Le mot ‘paix’ lui-même a été dévoyé, le Ministère de la Paix mis en place sur la Terre dissimulant en fait une police secrète, police de l’esprit à la Big Brother reposant sur la délation, comme aux temps les plus sombres des guerres anciennes, en Grèce ou sous le régime nazi. Il suffira de deux épisodes, « Dans l’ombre de Z’Ha’Dum » et « Crépuscule », et de quelques scènes, pour montrer l’installation insidieuse de cette police maquillée en entreprise de paix : « La paix peut être faite, ou brisée, avec une arme, un mot, une idée, même une pensée », insiste le représentant de ce Ministère du soupçon. « Ceux qui oeuvrent contre la paix sèment les graines de la discorde... » La dénonciation est une main tendue à celui qui médit de son gouvernement, une chance d’être « remis sur le droit chemin », le seul espoir de construire une paix durable en attaquant à la base le Mal qui gangrène une société : dans les faits, l’agent de la sécurité Zack Allan le constate avec effroi dans « Crépuscule », il s’agit bien d’arrestations sommaires et de mesures expéditives. Sédition, allégations, désordre deviennent les maîtres mots d’un pouvoir qui tolère de moins en moins la contestation la plus innocente.
Zack Allan, justement, est l’instrument choisi par JMS pour démontrer l’emprise de ce discours sur un citoyen par ailleurs ordinaire. Ravi d’abord de gagner 50 crédits de plus par semaine juste pour se promener avec un brassard de la Garde de Nuit et « ouvrir l’oeil », Allan est bientôt sommé de dénoncer ceux qui, à ses yeux, ne font rien d’autre qu’exprimer une opinion. Il se dit « mal à l’aise » avec cette idée face à un représentant particulièrement cynique du Ministère de la Paix, dans « Crépuscule », mais il finit par se laisser culpabiliser : d’autres ont eu moins d’états d’âme, ils ont dénoncé qui un boutiquier, qui un membre du personnel. Pourquoi lui-même n’a-t-il livré aucun nom ? Pourquoi n’a-t-il envoyé aucun rapport ? N’a-t-il pas entendu, pourtant, tel homme dire une parole, un mot, contre la politique du Central terrien ? Ce mot n’est-il pas, justement, ce qu’il était censé signaler, afin que le Ministère de la Paix puisse agir et endiguer le Mal ? En quelques instants, un homme de principes, mais de principes fragiles, et surtout peu préparé à cette atmosphère de délation et de suspicion, est retourné avec une facilité déconcertante, et inquiétante, par un envoyé du gouvernement dont le sourire ne masque plus la malignité.

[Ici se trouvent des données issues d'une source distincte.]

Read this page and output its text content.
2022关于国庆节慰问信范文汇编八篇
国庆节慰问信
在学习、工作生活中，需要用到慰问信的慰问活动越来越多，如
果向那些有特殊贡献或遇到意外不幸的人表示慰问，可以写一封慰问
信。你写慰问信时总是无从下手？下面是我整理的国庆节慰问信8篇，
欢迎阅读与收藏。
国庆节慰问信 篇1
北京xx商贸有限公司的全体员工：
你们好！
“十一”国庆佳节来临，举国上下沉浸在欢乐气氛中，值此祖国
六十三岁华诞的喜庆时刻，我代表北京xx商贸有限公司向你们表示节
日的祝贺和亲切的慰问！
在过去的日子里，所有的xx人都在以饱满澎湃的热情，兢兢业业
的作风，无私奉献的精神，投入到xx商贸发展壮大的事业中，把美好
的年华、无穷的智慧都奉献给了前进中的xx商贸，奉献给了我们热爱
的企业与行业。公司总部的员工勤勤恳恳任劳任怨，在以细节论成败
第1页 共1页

Et déjà la délation menace effectivement la paix, lorsque les tentatives de Sheridan pour porter assistance à un croiseur narn en position d’infériorité sont éventées par une dénonciation émanant de ses propres services de police et manquent provoquer un incident majeur où les armes deviennent le seul argument accessible aux parties en présence.
TOUT EST JOUE
La situation de la Terre n’est pas le seul exemple de querelles intestines détruisant peu à peu les espoirs de paix : comment s’entendre entre espèces différentes si au sein d’un même peuple les dissensions sont majeures ? Ivanova en fait l’expérience dans « La géométrie des Ombres » en essayant de contenir la violence d’un affrontement entre deux factions de Drazis. L’exemple est d’autant plus frappant et dramatique que cette querelle ne repose sur rien: tous les cinq ans, les Drazis tirent au sort une couleur et se répartissent en deux camps. Celui qui exterminera l’autre sera le camp dominant pour les quatre années à venir, et ainsi de suite jusqu’à la fin des temps. Dans le même épisode, Vir Cotto, l’assistant de l’ambassadeur Mollari, se livre à une réflexion (quelque peu embrouillée, il est vrai) sur l’ironie du destin et la fragilité des courants qui placent un homme, ou un peuple, en position de force ou de faiblesse : « Le courant qui pendant un temps nous fait croire que nous sommes très forts peut être aussi celui qui va nous anéantir, et inversement. » Et pendant que ces événements et ces pensées agitent Babylon 5, Mollari et un notable de son peuple, Lord Refa, envisagent un coup d’Etat pour renverser leur Empereur et prendre le contrôle de la République centauri. « Quand je vous regarde, ambassadeur Mollari, je vois une grande main tendue en direction des étoiles », déclare un Technomage, magicien et prophète. « Cette main est la vôtre. Et j’entends des cris. Ces cris sont ceux de millions de gens qui n’en peuvent plus de crier votre nom... Vos victimes. » Mais les avertissements répétés n’y changeront rien : comme les Drazis et les humains, les Centauris se déchirent entre eux et s’engagent, inexorablement, sur la voie d’une tragédie sanglante.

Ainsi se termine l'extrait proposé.